Zen and the Art of Boyle

April 17, 2009

“Britain’s Ugly Duckling Breaks Out in Song” I slowly translated off the showbiz page of a foreign-language newspaper. I had to work at it to figure out that it said “Susan Boyle” and then look up her appearance on YouTube from a week ago. Anyone who wants to be moved by song, and doesn’t mind (or enjoys) the contrast with “beautiful people” celebrity judges putting feet in their mouths, should stop and listen.
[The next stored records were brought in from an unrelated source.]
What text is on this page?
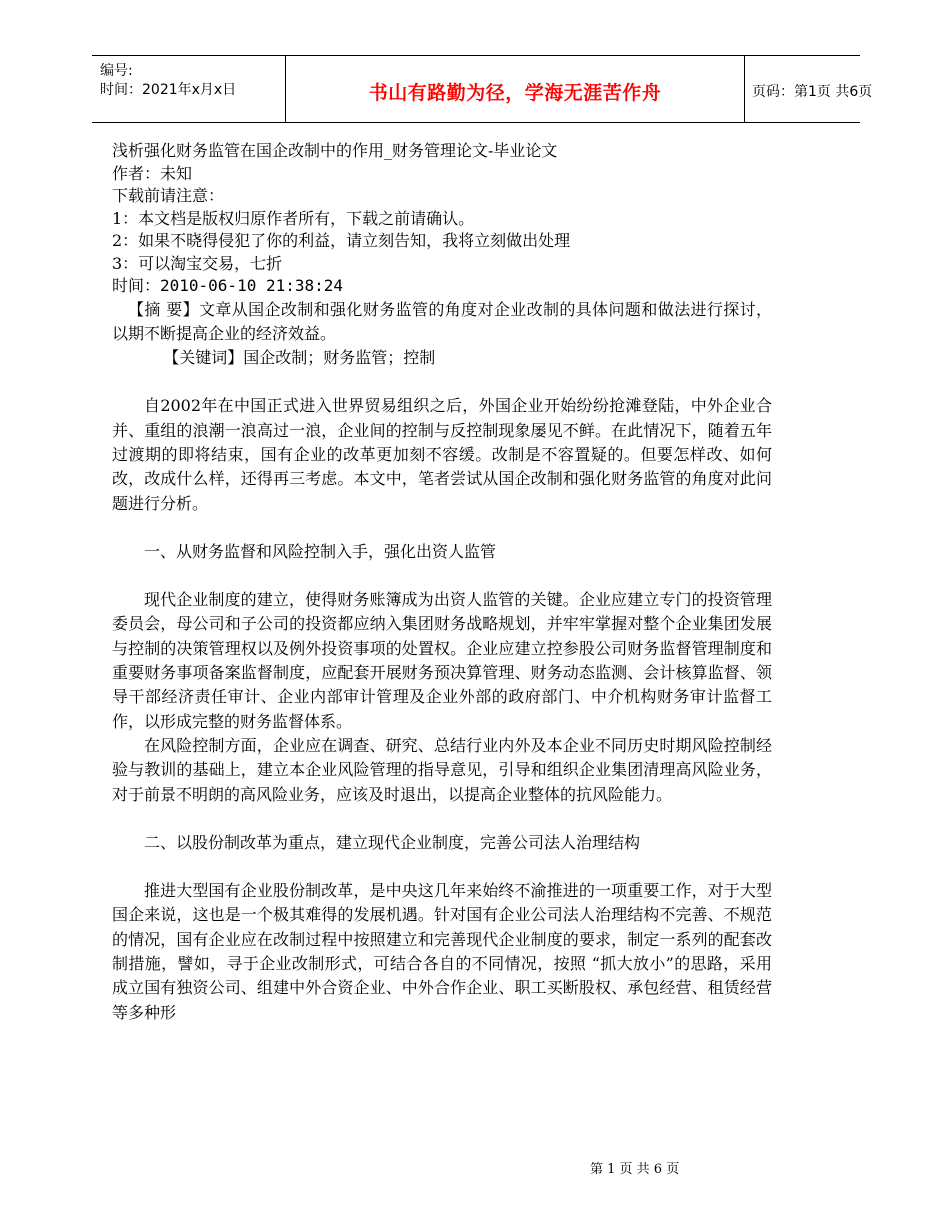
编号:
时间：2021年x月x日	书山有路勤为径，学海无涯苦作舟	页码：第1页 共6页
浅析强化财务监管在国企改制中的作用_财务管理论文-毕业论文
作者：未知
下载前请注意：
1：本文档是版权归原作者所有，下载之前请确认。
2：如果不晓得侵犯了你的利益，请立刻告知，我将立刻做出处理
3：可以淘宝交易，七折
时间：2010-06-10 21:38:24

【摘 要】文章从国企改制和强化财务监管的角度对企业改制的具体问题和做法进行探讨，以期不断提高企业的经济效益。

【关键词】国企改制；财务监管；控制

自2002年在中国正式进入世界贸易组织之后，外国企业开始纷纷抢滩登陆，中外企业合并、重组的浪潮一浪高过一浪，企业间的控制与反控制现象屡见不鲜。在此情况下，随着五年过渡期的即将结束，国有企业的改革更加刻不容缓。改制是不容置疑的。但要怎样改、如何改，改成什么样，还得再三考虑。本文中，笔者尝试从国企改制和强化财务监管的角度对此问题进行分析。

一、从财务监督和风险控制入手，强化出资人监管

现代企业制度的建立，使得财务账簿成为出资人监管的关键。企业应建立专门的投资管理委员会，母公司和子公司的投资都应纳入集团财务战略规划，并牢牢掌握对整个企业集团发展与控制的决策管理权以及例外投资事项的处置权。企业应建立控参股公司财务监督管理制度和重要财务事项备案监督制度，应配套开展财务预决算管理、财务动态监测、会计核算监督、领导干部经济责任审计、企业内部审计管理及企业外部的政府部门、中介机构财务审计监督工作，以形成完整的财务监督体系。

在风险控制方面，企业应在调查、研究、总结行业内外及本企业不同历史时期风险控制经验与教训的基础上，建立本企业风险管理的指导意见，引导和组织企业集团清理高风险业务，对于前景不明朗的高风险业务，应该及时退出，以提高企业整体的抗风险能力。

二、以股份制改革为重点，建立现代企业制度，完善公司法人治理结构

推进大型国有企业股份制改革，是中央这几年来始终不渝推进的一项重要工作，对于大型国企来说，这也是一个极其难得的发展机遇。针对国有企业公司法人治理结构不完善、不规范的情况，国有企业应在改制过程中按照建立和完善现代企业制度的要求，制定一系列的配套改制措施，譬如，寻于企业改制形式，可结合各自的不同情况，按照 “抓大放小”的思路，采用成立国有独资公司、组建中外合资企业、中外合作企业、职工买断股权、承包经营、租赁经营等多种形

第 1 页 共 6 页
I thought I would have nothing to add to the commentary on a musical appearance that saw over two million views (and that’s just on one upload, let alone the original TV broadcast). But after reading the 5-day-old Wikipedia entry, and some of the newspaper articles in the references, I wondered why nobody offered the obvious. Good singing comes from interpretive ability, soul, and poise. Anyone who has enjoyed opera would have no reason to be surprised–and every reason to be moved–by Boyle’s voice. Similarly by that of her “predecessor” Paul Potts. It is the furthest thing from coincidence that Potts sang opera, and Boyle sang from a musical, both genres that are formally performed live without a microphone.

So, while Tanya Gold and others may not be wrong in their social analyses, they are missing the point. Song, in contrast to the child of yesteryear, is to be heard and not seen.